Inflation Is Set to Fall. The Fed Should Back Off.

Wage growth has been experiencing a historic slowdown. If that trend holds up, inflation is on track to get within half a percentage point of the Fed’s 2% target level by this time next year. But will inflation hawks be willing to take yes for an answer?

U.S.-NEW YORK-CONSUMER PRICE INDEX-RISE

A man walks past price advertisements on windows of a grocery store in the Brooklyn borough of New York, the United States, on February 14, 2023. (Michael Nagle / Xinhua via Getty Images)


A little over a week ago, I tried to make the case for a more relaxed view of the current inflation situation than might be gleaned from the alarmist analyses emanating from top Fed officials and some prominent commentators — not least Jason Furman, former chief economist in the Obama administration and a notable voice of inflation hawkery. Responding to new data released late last month showing a sizable jump in the core inflation rate in January, Furman published an op-ed in the Wall Street Journal headlined “To Fight Inflation, Fed Tightening Should Go Faster and Further.”
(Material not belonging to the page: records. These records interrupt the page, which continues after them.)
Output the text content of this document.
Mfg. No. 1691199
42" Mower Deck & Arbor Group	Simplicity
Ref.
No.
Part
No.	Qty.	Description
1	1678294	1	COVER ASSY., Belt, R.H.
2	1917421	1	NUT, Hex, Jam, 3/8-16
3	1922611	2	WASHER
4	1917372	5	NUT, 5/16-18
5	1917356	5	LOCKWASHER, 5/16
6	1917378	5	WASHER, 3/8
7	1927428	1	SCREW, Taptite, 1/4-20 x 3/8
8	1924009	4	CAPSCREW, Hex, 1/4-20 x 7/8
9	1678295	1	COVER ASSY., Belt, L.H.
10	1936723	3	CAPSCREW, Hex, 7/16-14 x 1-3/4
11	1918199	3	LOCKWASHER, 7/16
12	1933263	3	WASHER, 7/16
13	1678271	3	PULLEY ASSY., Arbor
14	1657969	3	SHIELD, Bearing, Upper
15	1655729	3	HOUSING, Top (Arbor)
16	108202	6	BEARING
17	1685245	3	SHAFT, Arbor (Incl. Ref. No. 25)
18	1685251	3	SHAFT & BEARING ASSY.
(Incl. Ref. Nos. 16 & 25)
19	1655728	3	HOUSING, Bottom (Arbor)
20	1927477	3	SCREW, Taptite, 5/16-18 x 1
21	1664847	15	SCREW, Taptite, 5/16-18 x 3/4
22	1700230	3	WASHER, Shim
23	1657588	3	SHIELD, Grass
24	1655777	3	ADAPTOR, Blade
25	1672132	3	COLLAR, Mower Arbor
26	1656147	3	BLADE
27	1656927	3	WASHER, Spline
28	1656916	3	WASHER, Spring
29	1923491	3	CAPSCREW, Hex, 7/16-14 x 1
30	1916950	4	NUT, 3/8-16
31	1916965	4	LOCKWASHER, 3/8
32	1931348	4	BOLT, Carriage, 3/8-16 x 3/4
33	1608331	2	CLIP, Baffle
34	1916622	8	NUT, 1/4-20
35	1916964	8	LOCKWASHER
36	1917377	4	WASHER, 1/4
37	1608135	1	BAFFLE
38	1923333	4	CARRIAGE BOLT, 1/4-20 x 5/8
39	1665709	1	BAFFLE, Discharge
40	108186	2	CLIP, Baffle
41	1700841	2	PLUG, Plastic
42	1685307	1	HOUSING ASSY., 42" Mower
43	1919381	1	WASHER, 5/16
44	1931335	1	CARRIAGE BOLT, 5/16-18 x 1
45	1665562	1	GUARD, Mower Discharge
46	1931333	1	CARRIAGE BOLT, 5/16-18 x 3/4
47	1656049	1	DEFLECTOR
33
My basic argument, as Eric Levitz of New York Magazine efficiently summed it up in a tweet, was that, “looking beyond a month-to-month time horizon, wage growth more or less determines price growth [and] wage growth is rapidly decelerating.”

I showed, first, that the correlation between wage growth and inflation, though not very impressive within a one-month or three-month timespan, becomes extremely strong at longer time horizons: the R-squared (i.e. the strength of the correlation) rises to 0.63 at a one-year horizon and 0.78 by four years.